Alcohol You Later (10)



“Are you okay, ma’am?”

Fuck my life very much.

“Yes,” I rasp, peeking up at the old man whose hand is gently resting on my back. My smile feels dirty. I feel dirty. “Just a mild panic attack,” I assure him. “I’ll be fine.”

“You will,” he agrees. “I fly on these things every couple weeks to go visit my grandbabies. Safer than a car.” He offers me the most genuine and concerned smile, reminding me so much of my own grandfather, who is no doubt turning in his grave over what I’ve just done. I don’t know if I want to laugh or cry. I could maybe do both right about now.

“Thank you.” I drop my feet to the ground, adjusting my clothes once he’s walked off.

Only me.

By the time business class is called, an hour later, I’ve gotten over my earlier humiliation and am practically floating down the jet bridge. That little airport orgasm was just an appetizer. While I hoped it would leave me feeling somewhat satisfied, all it’s managed to do—besides top the list of most embarrassing moments of my life—is leave me ravenous for the main course.

I’m moving on autopilot, consumed with thoughts of what my suddenly very bright future holds: Nights spent wrapped in Nick’s muscular arms, where the only sound machine I’ll need to fall asleep ever again is the steady drumming of his heart against my ear. His intoxicating scent rooted on my skin and in my hair. But best of all, the weight of constantly worrying over what he’s doing and who he’s doing it with will be lifted from my chest.

No. More. Groupies.

I plan to give that man everything he needs and more—to make damn sure he never regrets his choice…me.

When I get a load of my seat, I snap back to reality, unable to help the childish squeal that erupts from my chest.

In true over the top, rock star fashion, my man went all out on one of those new fancy flights with the cubicles. It’s almost as nice as when we take their label’s private jet. Okay, maybe I’m exaggerating a little, but it’s pretty freaking sweet. I could certainly get used to this lavish lifestyle.

Yeah, I was made for this, I think to myself as I sink down into my seat and crack open my latest dirty pleasure, Sweet Little Nothing by one of my favorite authors, LK Farlow.

My pulse increases with the speed of the plane when my head’s thrown back into the seat and the wheels come up.

Next stop…forever?

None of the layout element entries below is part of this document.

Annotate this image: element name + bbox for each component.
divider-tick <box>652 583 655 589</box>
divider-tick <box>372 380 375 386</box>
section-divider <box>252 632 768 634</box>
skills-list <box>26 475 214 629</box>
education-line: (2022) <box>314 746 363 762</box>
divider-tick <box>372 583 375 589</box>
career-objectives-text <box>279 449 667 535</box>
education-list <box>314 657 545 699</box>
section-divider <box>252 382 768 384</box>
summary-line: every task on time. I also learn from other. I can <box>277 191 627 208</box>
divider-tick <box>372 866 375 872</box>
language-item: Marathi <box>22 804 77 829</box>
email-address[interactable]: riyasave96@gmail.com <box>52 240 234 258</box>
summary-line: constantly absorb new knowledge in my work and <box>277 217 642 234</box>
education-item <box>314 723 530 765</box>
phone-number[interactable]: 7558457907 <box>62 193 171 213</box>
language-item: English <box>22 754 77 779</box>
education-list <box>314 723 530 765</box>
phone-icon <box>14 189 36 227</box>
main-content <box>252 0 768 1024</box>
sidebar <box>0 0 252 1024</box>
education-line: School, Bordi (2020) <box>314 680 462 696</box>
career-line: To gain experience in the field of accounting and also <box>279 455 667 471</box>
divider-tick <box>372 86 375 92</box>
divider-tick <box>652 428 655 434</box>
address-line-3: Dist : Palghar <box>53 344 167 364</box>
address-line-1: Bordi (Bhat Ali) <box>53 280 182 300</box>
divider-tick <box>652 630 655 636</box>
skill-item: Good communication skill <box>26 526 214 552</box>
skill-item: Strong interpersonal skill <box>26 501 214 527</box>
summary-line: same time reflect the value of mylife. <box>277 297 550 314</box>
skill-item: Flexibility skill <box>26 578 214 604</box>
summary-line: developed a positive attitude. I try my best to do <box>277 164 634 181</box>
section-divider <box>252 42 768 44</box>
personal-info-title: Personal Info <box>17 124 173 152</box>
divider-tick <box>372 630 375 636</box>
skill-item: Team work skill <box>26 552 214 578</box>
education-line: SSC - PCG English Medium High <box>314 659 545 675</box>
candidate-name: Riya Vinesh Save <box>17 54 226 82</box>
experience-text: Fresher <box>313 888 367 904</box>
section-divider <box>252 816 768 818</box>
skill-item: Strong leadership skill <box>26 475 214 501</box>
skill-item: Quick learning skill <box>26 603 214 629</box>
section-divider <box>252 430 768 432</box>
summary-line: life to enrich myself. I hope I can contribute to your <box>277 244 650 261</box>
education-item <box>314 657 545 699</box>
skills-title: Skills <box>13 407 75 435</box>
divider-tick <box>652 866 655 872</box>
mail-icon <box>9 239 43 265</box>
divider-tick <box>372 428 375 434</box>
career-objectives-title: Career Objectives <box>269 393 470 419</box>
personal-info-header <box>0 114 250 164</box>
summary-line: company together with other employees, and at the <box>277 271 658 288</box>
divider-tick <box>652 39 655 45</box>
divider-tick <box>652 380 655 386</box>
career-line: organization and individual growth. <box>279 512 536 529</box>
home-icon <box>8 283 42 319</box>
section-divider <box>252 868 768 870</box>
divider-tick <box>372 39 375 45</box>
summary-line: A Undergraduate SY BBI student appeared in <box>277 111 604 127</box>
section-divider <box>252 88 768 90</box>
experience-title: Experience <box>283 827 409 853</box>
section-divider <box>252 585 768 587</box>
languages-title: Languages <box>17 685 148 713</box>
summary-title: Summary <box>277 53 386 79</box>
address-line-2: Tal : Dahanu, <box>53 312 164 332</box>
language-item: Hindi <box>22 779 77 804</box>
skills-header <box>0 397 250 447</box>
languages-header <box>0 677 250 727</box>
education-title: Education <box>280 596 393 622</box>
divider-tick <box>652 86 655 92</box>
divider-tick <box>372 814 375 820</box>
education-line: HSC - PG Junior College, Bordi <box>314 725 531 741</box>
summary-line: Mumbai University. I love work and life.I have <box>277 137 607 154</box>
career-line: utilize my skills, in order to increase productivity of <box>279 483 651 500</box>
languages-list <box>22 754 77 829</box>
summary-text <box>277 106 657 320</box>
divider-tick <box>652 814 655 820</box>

Gah, but that has one hell of a ring to it…





Nick isn’t here. I scour the baggage area looking for his usual entourage to no avail. He’s never not been waiting for me to come off that escalator. The disappointment is a physical ache in my chest, a black hole of despair filling with doubt. What the hell is going on?

Surely if he or anyone else was hurt, he wouldn’t have been worried about my sexual satisfaction in an airport of all places.

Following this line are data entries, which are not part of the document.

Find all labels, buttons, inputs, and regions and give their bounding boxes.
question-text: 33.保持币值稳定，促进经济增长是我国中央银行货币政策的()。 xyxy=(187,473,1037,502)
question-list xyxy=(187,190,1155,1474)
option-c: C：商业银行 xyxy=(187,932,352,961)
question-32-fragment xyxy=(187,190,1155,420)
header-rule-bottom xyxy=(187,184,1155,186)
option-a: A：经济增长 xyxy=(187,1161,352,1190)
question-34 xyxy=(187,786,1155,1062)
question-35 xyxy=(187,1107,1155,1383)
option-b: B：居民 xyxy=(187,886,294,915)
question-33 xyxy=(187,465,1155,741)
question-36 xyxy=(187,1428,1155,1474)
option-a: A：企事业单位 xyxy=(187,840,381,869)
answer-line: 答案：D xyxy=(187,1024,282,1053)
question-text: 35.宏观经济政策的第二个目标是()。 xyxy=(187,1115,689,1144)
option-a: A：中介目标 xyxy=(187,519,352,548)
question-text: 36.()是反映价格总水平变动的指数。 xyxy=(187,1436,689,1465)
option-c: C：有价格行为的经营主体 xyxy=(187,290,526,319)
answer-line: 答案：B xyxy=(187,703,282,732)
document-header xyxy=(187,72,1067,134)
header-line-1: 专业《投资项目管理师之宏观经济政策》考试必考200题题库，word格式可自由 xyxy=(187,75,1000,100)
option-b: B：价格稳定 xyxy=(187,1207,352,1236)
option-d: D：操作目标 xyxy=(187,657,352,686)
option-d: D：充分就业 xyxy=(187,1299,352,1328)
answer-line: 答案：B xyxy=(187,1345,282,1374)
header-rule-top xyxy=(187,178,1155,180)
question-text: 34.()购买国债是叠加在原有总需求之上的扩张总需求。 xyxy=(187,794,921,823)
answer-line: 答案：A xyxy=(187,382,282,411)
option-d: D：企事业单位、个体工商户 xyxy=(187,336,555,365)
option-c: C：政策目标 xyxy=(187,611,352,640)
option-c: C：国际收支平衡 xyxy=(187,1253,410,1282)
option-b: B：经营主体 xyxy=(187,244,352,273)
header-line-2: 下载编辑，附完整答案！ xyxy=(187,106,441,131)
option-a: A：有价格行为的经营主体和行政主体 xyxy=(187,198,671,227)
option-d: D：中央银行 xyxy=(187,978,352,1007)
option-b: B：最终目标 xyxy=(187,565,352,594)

Or would he? This is Nick we’re talking about here.

I’m beginning to wonder if he’s forgotten about me altogether when a member of security approaches, taking my bags and leading me out to a waiting car.

Okay… okay… it’s completely plausible that he didn’t have security to accompany him inside. I don’t know why I always insist on thinking the worst.

Everything is fi—

My heart plummets when I see who’s behind the wheel. Or, more specifically, who’s not.

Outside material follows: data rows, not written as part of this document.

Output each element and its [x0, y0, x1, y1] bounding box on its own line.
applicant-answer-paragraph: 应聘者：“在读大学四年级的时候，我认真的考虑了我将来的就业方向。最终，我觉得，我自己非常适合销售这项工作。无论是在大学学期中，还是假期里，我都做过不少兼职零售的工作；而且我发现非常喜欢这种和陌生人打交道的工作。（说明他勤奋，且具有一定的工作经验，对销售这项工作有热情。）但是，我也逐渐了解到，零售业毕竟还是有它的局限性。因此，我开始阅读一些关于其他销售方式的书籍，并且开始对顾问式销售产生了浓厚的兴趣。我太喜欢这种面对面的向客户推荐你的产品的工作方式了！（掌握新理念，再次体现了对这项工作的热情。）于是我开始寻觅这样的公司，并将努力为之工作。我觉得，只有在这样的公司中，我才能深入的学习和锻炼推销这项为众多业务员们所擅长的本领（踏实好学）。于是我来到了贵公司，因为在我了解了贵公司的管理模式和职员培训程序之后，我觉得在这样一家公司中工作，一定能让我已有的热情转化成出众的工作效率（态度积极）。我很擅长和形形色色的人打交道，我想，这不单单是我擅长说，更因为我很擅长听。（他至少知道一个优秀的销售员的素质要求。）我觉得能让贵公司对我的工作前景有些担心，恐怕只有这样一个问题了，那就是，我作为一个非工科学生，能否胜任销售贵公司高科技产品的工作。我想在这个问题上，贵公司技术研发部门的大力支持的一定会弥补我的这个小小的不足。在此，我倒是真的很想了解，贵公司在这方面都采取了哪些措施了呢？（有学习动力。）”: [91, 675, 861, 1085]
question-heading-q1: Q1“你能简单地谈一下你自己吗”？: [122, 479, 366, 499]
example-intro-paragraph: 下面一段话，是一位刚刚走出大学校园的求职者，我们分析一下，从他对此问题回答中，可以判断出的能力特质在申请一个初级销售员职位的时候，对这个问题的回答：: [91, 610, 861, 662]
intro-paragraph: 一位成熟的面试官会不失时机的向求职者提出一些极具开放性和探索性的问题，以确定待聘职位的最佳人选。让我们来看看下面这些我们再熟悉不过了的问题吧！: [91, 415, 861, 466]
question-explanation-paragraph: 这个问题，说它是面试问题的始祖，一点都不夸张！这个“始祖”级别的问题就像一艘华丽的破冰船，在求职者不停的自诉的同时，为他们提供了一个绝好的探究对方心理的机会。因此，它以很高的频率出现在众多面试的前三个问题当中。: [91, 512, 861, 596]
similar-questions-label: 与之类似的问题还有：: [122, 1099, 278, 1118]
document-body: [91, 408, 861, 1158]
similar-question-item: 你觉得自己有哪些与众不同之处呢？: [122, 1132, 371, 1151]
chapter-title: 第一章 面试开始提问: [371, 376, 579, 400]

“Thanks for picking me up, Anika.” I climb into the blacked-out Navi, strapping myself into the passenger seat with the world’s most plastic smile glued to my face, and a wave of melancholy annihilating my mood. I try like hell to sound grateful. But if I’m honest, I’m extremely let down that it isn’t Nick—or at the very least, Korie—picking me up.

Big fucking sigh.

My experience with dating a celebrity has been nothing like how it is in the novels I read—the fairy tale, the romance of it all. Of course, that likely has a lot to do with us rarely being in the same state and the enormously vexing fact that, officially, we are no more than friends. Friends with majorly explosive benefits, sure, but chemistry is not a commitment, and I’m constantly reminding myself that he doesn’t owe me a thing.

The truth of it is, more often than not, I’m questioning my own sanity and wondering where the hell I’ve managed to misplace my lady balls with regard to this man. Because I used to have them in spades—big, hairy, sweaty, gumption-filled cojones. My only saving grace—literally the singular thing stopping me from turning full damsel—is my unwavering pride. This ego of mine is far too stubborn to let on to anyone, least of all Nicholas, just how far gone I am for him. He has no clue I’m not seeing anyone else; and for as long as he is, I aim to keep it that way.

So, why the hell do I continue to put myself through this?

Because despite the pain and confusion that plagues me during the time we’re apart, Nicholas never fails to make up for it whenever we’re together. He showers me with love and affection and dotes on me like no other. The man has this effortless way of making me feel like the center of his incredibly vast universe. Once I step into his orbit, every moment feels like a dream: red carpet events and VIP parties. Quiet nights snuggling in lavish hotel beds. His eyes never stray. It’s like I’m the only woman who exists, and to feel that from a man of his caliber…well, it’s intoxicating.